Throughout the early months of 2013, Dan Mullen mentioned regularly his desire to feature tight ends more in Mississippi State’s offense.
Based on the early observations of spring practice, Mullen is a man of his word.
The Bulldogs’ use of two tight end sets borders on exclusivity, and that’s exactly how they want it as a part of MSU’s new passing game.
Entering his senior year and second as a starter, Tyler Russell lost five senior receivers from last year – including all the starters – but he’s gained a treasure chest full of young talent, he’s now working more from under center and, of course, he’s got those tight ends.
Part of the change is to get Russell NFL-ready. However, most of it is pretty simple. Mullen is playing to the strengths of his team.
And for the first time since he got to Starkville, those strengths include the tight end position. Not because he hasn’t had talent, but because of injuries and slim rosters he just hasn’t had depth.
“It helps,” Mullen said. “If you’re trying to develop a package and all of the sudden one guy gets hurt and you just have, really, one guy in a whole package, it doesn’t make you feel comfortable. When you have a group of guys and you put the package in and you know there’s a pair and a spare there to take the reps, you feel a little bit better about it.”
Last year, Mullen thought he’d have a finally-healthy sixth-year senior Marcus Green and pre-season Mackey Award watch list member Malcolm Johnson to feature at the position. But, just as has happened nearly every year, someone got hurt. Last August, it was Johnson.
But now, Johnson is healthy and can be a serious weapon. Junior Christian Holmes has switched from linebacker to tight end, sophomores Brandon Hill and Rufus Warren now have a little experience under their belts, Gus Walley is ready to play after redshirting last year and Artimas Samuel joined the team in January after a semester at Hargrave Military Academy.
“It’s nice to have to think about who’s going in and getting what reps,” tight ends coach Scott Sallach said, “as opposed to just hoping you have enough to fill out the roster. It’s a good problem.”
The depth at the position also helps alleviate the loss of so many receivers, giving Russell experienced weapons and taking some of the pressure off of receivers who have either never played at all or only done so sparingly.
Of course, the receivers MSU will use now are a bit different, too. Juniors Robert Johnson and Jeremy Chappelle (a junior college transfer), along with sophomore Joe Morrow, give Russell three outside targets – and three potential starters – who are 6’3” or taller.
Last year, Russell only had one starting receiver over 5’10”.

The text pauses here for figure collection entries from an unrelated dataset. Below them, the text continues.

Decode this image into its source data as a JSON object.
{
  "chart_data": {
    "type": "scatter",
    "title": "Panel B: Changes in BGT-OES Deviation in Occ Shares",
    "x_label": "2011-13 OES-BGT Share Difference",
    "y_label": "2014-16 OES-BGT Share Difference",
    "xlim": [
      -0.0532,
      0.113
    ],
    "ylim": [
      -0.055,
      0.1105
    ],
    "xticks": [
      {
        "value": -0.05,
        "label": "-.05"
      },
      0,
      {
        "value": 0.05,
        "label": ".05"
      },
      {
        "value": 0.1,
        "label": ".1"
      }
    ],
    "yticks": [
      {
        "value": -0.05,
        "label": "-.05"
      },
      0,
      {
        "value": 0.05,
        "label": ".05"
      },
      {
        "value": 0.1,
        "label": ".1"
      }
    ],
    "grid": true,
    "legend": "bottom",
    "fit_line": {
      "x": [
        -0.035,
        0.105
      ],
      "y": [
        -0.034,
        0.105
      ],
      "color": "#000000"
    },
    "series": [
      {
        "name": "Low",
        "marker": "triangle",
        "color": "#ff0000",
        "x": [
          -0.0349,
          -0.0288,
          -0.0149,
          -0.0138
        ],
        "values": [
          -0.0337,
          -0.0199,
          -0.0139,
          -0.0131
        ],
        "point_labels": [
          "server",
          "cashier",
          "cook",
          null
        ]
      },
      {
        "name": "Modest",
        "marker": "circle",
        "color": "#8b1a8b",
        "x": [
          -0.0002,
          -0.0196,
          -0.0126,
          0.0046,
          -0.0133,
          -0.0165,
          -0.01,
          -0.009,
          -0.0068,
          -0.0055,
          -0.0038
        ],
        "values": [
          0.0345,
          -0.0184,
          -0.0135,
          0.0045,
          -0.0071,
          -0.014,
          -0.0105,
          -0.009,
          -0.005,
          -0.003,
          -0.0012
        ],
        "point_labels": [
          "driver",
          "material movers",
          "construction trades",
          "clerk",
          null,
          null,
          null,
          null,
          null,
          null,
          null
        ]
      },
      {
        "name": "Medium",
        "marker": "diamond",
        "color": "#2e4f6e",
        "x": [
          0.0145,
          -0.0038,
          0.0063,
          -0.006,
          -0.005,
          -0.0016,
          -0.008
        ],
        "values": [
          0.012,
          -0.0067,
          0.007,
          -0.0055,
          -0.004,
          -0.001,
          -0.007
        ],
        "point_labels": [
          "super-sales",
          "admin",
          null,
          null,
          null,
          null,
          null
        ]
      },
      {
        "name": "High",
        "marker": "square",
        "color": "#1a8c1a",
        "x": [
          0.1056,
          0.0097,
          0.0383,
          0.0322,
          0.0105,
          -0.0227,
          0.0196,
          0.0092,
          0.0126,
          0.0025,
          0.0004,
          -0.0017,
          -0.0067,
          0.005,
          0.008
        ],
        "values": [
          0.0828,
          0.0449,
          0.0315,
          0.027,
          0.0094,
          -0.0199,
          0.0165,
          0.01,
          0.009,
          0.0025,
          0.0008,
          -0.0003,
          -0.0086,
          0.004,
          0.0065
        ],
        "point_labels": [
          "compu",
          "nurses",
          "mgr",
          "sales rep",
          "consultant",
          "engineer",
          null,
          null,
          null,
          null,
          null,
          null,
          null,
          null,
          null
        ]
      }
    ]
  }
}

The new blood at receiver paired with Russell going under center “adds a new dimension,” according to Mullen.
That dimension will at least resemble a pro-style offense. Mullen was and is known for his innovative spread offenses, but the changes also show he’s not stubborn.
He’ll play to his strengths.
Along with the new style and new players comes a new receivers coach in Billy Gonzales. He’s not totally new, however, as he worked with Mullen at several stops when both were assistants under Urban Meyer.
Now, at MSU, he’s got a new set of receivers and says all of them have a clean slate.
“It’s a fresh start from earning my respect. What I know about you is your work ethic,” he said. “I think, right now, they’re still trying to figure out, ‘What do I have?’ Just go, man. I want guys who are going, guys who are playing fast. I want guys who are strong and aggressive. I want frickin’ mean football players.
“I want toughness. I’ll teach them the other stuff.”
Along with his big guys on the outside, Gonzales will have speedy slot receivers Jameon Lewis – who has had an excellent spring so far – and Brandon Holloway, a high school track star in Florida.
The hopefully moldable talent is certainly there for Gonzales and Russell, and the hope is for the new-look offense and deep group of tight ends to help them get there.
And those tight ends will be a big part of it.
“We have them now,” Mullen said. “They’re kind of growing up, they’re a strength of the team. We have depth. We’ve gotta keep everybody healthy, but I see them having a much bigger role this year.”